Dan (Serbian Cyrillic: Дан, ; ) is a daily newspaper published in Montenegro. It took its name from the old day Cetinje monthly newspaper that was published in the old Montenegrin state at the beginning of the 20th century. As of 2009 it held the second place after Vijesti with a share of an estimated 31,6% of the country's total readers.

History and profile

Dan newspaper
The first issue of Dan appeared on 31 December 1999. Right from its start, Dan was one of the harshest critics of Milo Đukanović's regime in Montenegro. In May 2001, as Croatian magazine Nacional) began a series of articles and insider interviews on state-sponsored cigarette smuggling in Montenegro under Djukanovic's regime, Dan was the only media outlet in the country to bring the details of the 'Nacional affair' to the Montenegrin public.

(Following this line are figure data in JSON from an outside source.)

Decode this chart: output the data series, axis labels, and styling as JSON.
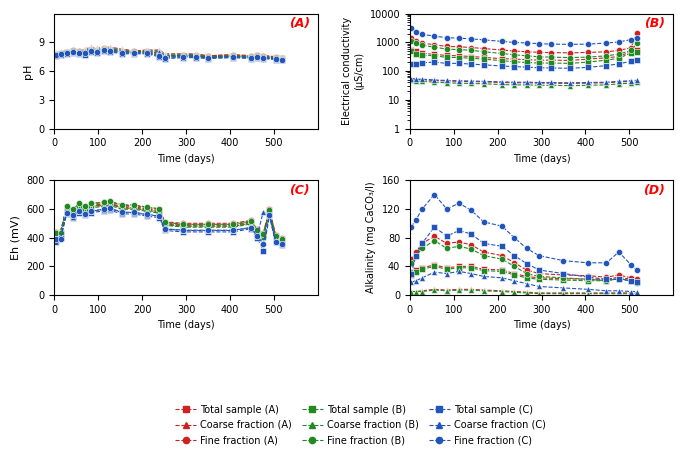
{
  "time": [
    3,
    14,
    28,
    42,
    56,
    70,
    84,
    98,
    112,
    126,
    154,
    182,
    210,
    238,
    252,
    294,
    322,
    350,
    406,
    448,
    462,
    476,
    504,
    518
  ],
  "pH_total_A": [
    7.7,
    7.8,
    8.0,
    8.1,
    8.0,
    7.9,
    8.2,
    8.1,
    8.3,
    8.2,
    8.0,
    8.0,
    8.0,
    7.9,
    7.6,
    7.6,
    7.6,
    7.5,
    7.6,
    7.5,
    7.6,
    7.5,
    7.4,
    7.4
  ],
  "pH_coarse_A": [
    7.9,
    8.0,
    8.1,
    8.2,
    8.1,
    8.3,
    8.5,
    8.4,
    8.5,
    8.5,
    8.3,
    8.1,
    8.2,
    8.2,
    7.8,
    7.8,
    7.8,
    7.6,
    7.7,
    7.6,
    7.7,
    7.6,
    7.5,
    7.5
  ],
  "pH_fine_A": [
    7.8,
    7.9,
    8.0,
    8.2,
    8.1,
    8.1,
    8.3,
    8.2,
    8.4,
    8.3,
    8.1,
    8.1,
    8.1,
    7.8,
    7.6,
    7.7,
    7.7,
    7.6,
    7.7,
    7.6,
    7.7,
    7.6,
    7.5,
    7.4
  ],
  "pH_total_B": [
    7.7,
    7.8,
    7.9,
    8.0,
    7.9,
    7.8,
    8.1,
    8.0,
    8.2,
    8.1,
    7.9,
    7.9,
    7.9,
    7.7,
    7.5,
    7.5,
    7.5,
    7.4,
    7.5,
    7.4,
    7.5,
    7.4,
    7.3,
    7.3
  ],
  "pH_coarse_B": [
    7.9,
    8.0,
    8.1,
    8.1,
    8.0,
    8.2,
    8.4,
    8.3,
    8.4,
    8.4,
    8.2,
    8.0,
    8.1,
    8.1,
    7.7,
    7.7,
    7.7,
    7.5,
    7.6,
    7.5,
    7.6,
    7.5,
    7.4,
    7.3
  ],
  "pH_fine_B": [
    7.8,
    7.9,
    8.0,
    8.1,
    8.0,
    8.0,
    8.2,
    8.1,
    8.3,
    8.2,
    8.0,
    8.0,
    8.0,
    7.7,
    7.5,
    7.6,
    7.6,
    7.5,
    7.6,
    7.5,
    7.6,
    7.5,
    7.4,
    7.3
  ],
  "pH_total_C": [
    7.6,
    7.7,
    7.8,
    7.9,
    7.8,
    7.7,
    8.0,
    7.9,
    8.1,
    8.0,
    7.8,
    7.8,
    7.8,
    7.5,
    7.3,
    7.4,
    7.4,
    7.3,
    7.4,
    7.3,
    7.4,
    7.3,
    7.2,
    7.2
  ],
  "pH_coarse_C": [
    7.8,
    7.9,
    8.0,
    8.0,
    7.9,
    8.1,
    8.3,
    8.2,
    8.3,
    8.3,
    8.1,
    7.9,
    8.0,
    8.0,
    7.6,
    7.6,
    7.6,
    7.4,
    7.5,
    7.4,
    7.5,
    7.4,
    7.3,
    7.2
  ],
  "pH_fine_C": [
    7.7,
    7.8,
    7.9,
    8.0,
    7.9,
    7.9,
    8.1,
    8.0,
    8.2,
    8.1,
    7.9,
    7.9,
    7.9,
    7.6,
    7.4,
    7.5,
    7.5,
    7.4,
    7.5,
    7.4,
    7.5,
    7.4,
    7.3,
    7.2
  ],
  "ec_time": [
    3,
    14,
    28,
    56,
    84,
    112,
    140,
    168,
    210,
    238,
    266,
    294,
    322,
    364,
    406,
    448,
    476,
    504,
    518
  ],
  "ec_total_A": [
    550,
    480,
    420,
    380,
    350,
    340,
    320,
    300,
    270,
    260,
    250,
    240,
    240,
    235,
    260,
    290,
    320,
    480,
    530
  ],
  "ec_coarse_A": [
    55,
    50,
    50,
    47,
    45,
    44,
    43,
    42,
    40,
    39,
    39,
    38,
    38,
    37,
    38,
    39,
    42,
    44,
    46
  ],
  "ec_fine_A": [
    1400,
    1100,
    950,
    820,
    720,
    700,
    660,
    610,
    540,
    500,
    470,
    450,
    440,
    430,
    445,
    470,
    520,
    650,
    2200
  ],
  "ec_total_B": [
    480,
    400,
    360,
    340,
    300,
    295,
    280,
    260,
    230,
    210,
    200,
    190,
    190,
    185,
    205,
    240,
    280,
    430,
    470
  ],
  "ec_coarse_B": [
    48,
    44,
    44,
    41,
    39,
    38,
    37,
    36,
    34,
    33,
    33,
    32,
    32,
    31,
    32,
    33,
    36,
    38,
    40
  ],
  "ec_fine_B": [
    1100,
    950,
    800,
    680,
    580,
    560,
    530,
    470,
    410,
    370,
    340,
    315,
    305,
    295,
    305,
    340,
    390,
    520,
    950
  ],
  "ec_total_C": [
    170,
    175,
    195,
    205,
    185,
    185,
    175,
    165,
    150,
    143,
    137,
    130,
    128,
    125,
    135,
    155,
    178,
    220,
    245
  ],
  "ec_coarse_C": [
    55,
    52,
    52,
    49,
    47,
    46,
    45,
    44,
    42,
    41,
    41,
    40,
    40,
    39,
    40,
    41,
    44,
    46,
    48
  ],
  "ec_fine_C": [
    3200,
    2300,
    1900,
    1650,
    1450,
    1400,
    1320,
    1220,
    1080,
    990,
    950,
    900,
    870,
    850,
    865,
    950,
    1030,
    1250,
    1450
  ],
  "eh_time": [
    3,
    14,
    28,
    42,
    56,
    70,
    84,
    112,
    126,
    154,
    182,
    210,
    238,
    252,
    294,
    350,
    406,
    448,
    462,
    476,
    490,
    504,
    518
  ],
  "eh_total_A": [
    430,
    430,
    610,
    590,
    625,
    605,
    625,
    635,
    640,
    615,
    615,
    600,
    590,
    500,
    490,
    490,
    490,
    510,
    450,
    420,
    590,
    410,
    390
  ],
  "eh_coarse_A": [
    420,
    445,
    595,
    565,
    615,
    595,
    615,
    625,
    635,
    605,
    605,
    590,
    580,
    490,
    480,
    480,
    480,
    498,
    442,
    412,
    580,
    400,
    380
  ],
  "eh_fine_A": [
    440,
    438,
    615,
    595,
    635,
    615,
    635,
    645,
    650,
    625,
    625,
    610,
    600,
    510,
    500,
    500,
    500,
    520,
    460,
    432,
    600,
    420,
    400
  ],
  "eh_total_B": [
    425,
    432,
    608,
    578,
    618,
    598,
    618,
    628,
    635,
    608,
    608,
    593,
    582,
    496,
    483,
    483,
    483,
    505,
    443,
    413,
    582,
    403,
    383
  ],
  "eh_coarse_B": [
    418,
    440,
    598,
    558,
    608,
    588,
    608,
    618,
    625,
    598,
    598,
    583,
    572,
    486,
    473,
    473,
    473,
    495,
    433,
    403,
    572,
    393,
    373
  ],
  "eh_fine_B": [
    433,
    435,
    618,
    598,
    638,
    618,
    638,
    648,
    655,
    628,
    628,
    613,
    602,
    506,
    493,
    493,
    493,
    515,
    453,
    423,
    592,
    413,
    393
  ],
  "eh_total_C": [
    380,
    395,
    565,
    535,
    575,
    555,
    575,
    585,
    592,
    565,
    565,
    550,
    540,
    450,
    440,
    440,
    440,
    462,
    400,
    310,
    550,
    368,
    348
  ],
  "eh_coarse_C": [
    372,
    408,
    575,
    545,
    585,
    565,
    585,
    595,
    602,
    575,
    575,
    560,
    550,
    460,
    450,
    450,
    450,
    472,
    410,
    582,
    560,
    378,
    358
  ],
  "eh_fine_C": [
    388,
    392,
    572,
    557,
    587,
    567,
    587,
    597,
    606,
    577,
    577,
    562,
    552,
    462,
    452,
    452,
    452,
    468,
    412,
    358,
    556,
    373,
    353
  ],
  "alk_time": [
    3,
    14,
    28,
    56,
    84,
    112,
    140,
    168,
    210,
    238,
    266,
    294,
    350,
    406,
    448,
    476,
    504,
    518
  ],
  "alk_total_A": [
    30,
    35,
    38,
    42,
    38,
    40,
    40,
    36,
    35,
    30,
    26,
    24,
    23,
    22,
    22,
    25,
    22,
    20
  ],
  "alk_coarse_A": [
    5,
    5,
    6,
    8,
    7,
    8,
    8,
    7,
    6,
    5,
    4,
    3,
    3,
    3,
    3,
    3,
    3,
    3
  ],
  "alk_fine_A": [
    50,
    60,
    72,
    82,
    72,
    74,
    70,
    60,
    55,
    45,
    35,
    30,
    28,
    27,
    25,
    28,
    24,
    22
  ],
  "alk_total_B": [
    28,
    32,
    36,
    40,
    36,
    38,
    38,
    34,
    33,
    28,
    24,
    22,
    21,
    20,
    20,
    23,
    20,
    18
  ],
  "alk_coarse_B": [
    5,
    5,
    5,
    7,
    6,
    7,
    7,
    6,
    5,
    4,
    3,
    2,
    2,
    2,
    2,
    2,
    2,
    2
  ],
  "alk_fine_B": [
    45,
    55,
    65,
    76,
    65,
    68,
    64,
    55,
    50,
    40,
    30,
    26,
    24,
    22,
    20,
    23,
    20,
    17
  ],
  "alk_total_C": [
    30,
    55,
    72,
    95,
    82,
    90,
    85,
    72,
    68,
    55,
    44,
    35,
    30,
    25,
    22,
    22,
    20,
    18
  ],
  "alk_coarse_C": [
    18,
    20,
    24,
    32,
    30,
    33,
    30,
    26,
    24,
    20,
    16,
    12,
    10,
    8,
    6,
    6,
    5,
    5
  ],
  "alk_fine_C": [
    95,
    105,
    120,
    140,
    120,
    128,
    118,
    102,
    96,
    80,
    65,
    55,
    48,
    45,
    45,
    60,
    42,
    35
  ],
  "color_A": "#cc2222",
  "color_B": "#228822",
  "color_C": "#2255bb",
  "ms": 4.5,
  "lw": 0.8
}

Assassination and violence
On 27 May 2004 Dan founder and editor-in-chief Duško Jovanović was assassinated on a Podgorica street in front of the paper's offices. Even though a prolonged police investigation produced a couple of arrests, along with an immediate assassin-suspect currently on trial, the individuals behind the murder have still not been identified. It is alleged that the DPS-controlled government both sponsored and covered up the event. Furthermore, on 11 July 2005, an unidentified male left an explosive device in front of the paper's Podgorica offices. However it did not detonate.

On 3 June 2006, Montenegrin state prosecutor Vesna Medenica decided to press charges against Dan columnist Dragan Rosandić due to the first post-referendum text in his regular column. The charge claims that through his piece Prokleta avlija, Rosandić "exposed to ridicule the peoples, national and ethnic groups of Montenegro that voted for Montenegrin independence". The charges were later dropped as unfounded.

Other media
In addition to the daily "Dan", publisher "Jumedia Mont" also includes the weekly "Revija D" newsmagazine, as well as two radio stations: "Radio D" and Radio "D plus", which in recent years have gained a lot of audience and popularity in Montenegro.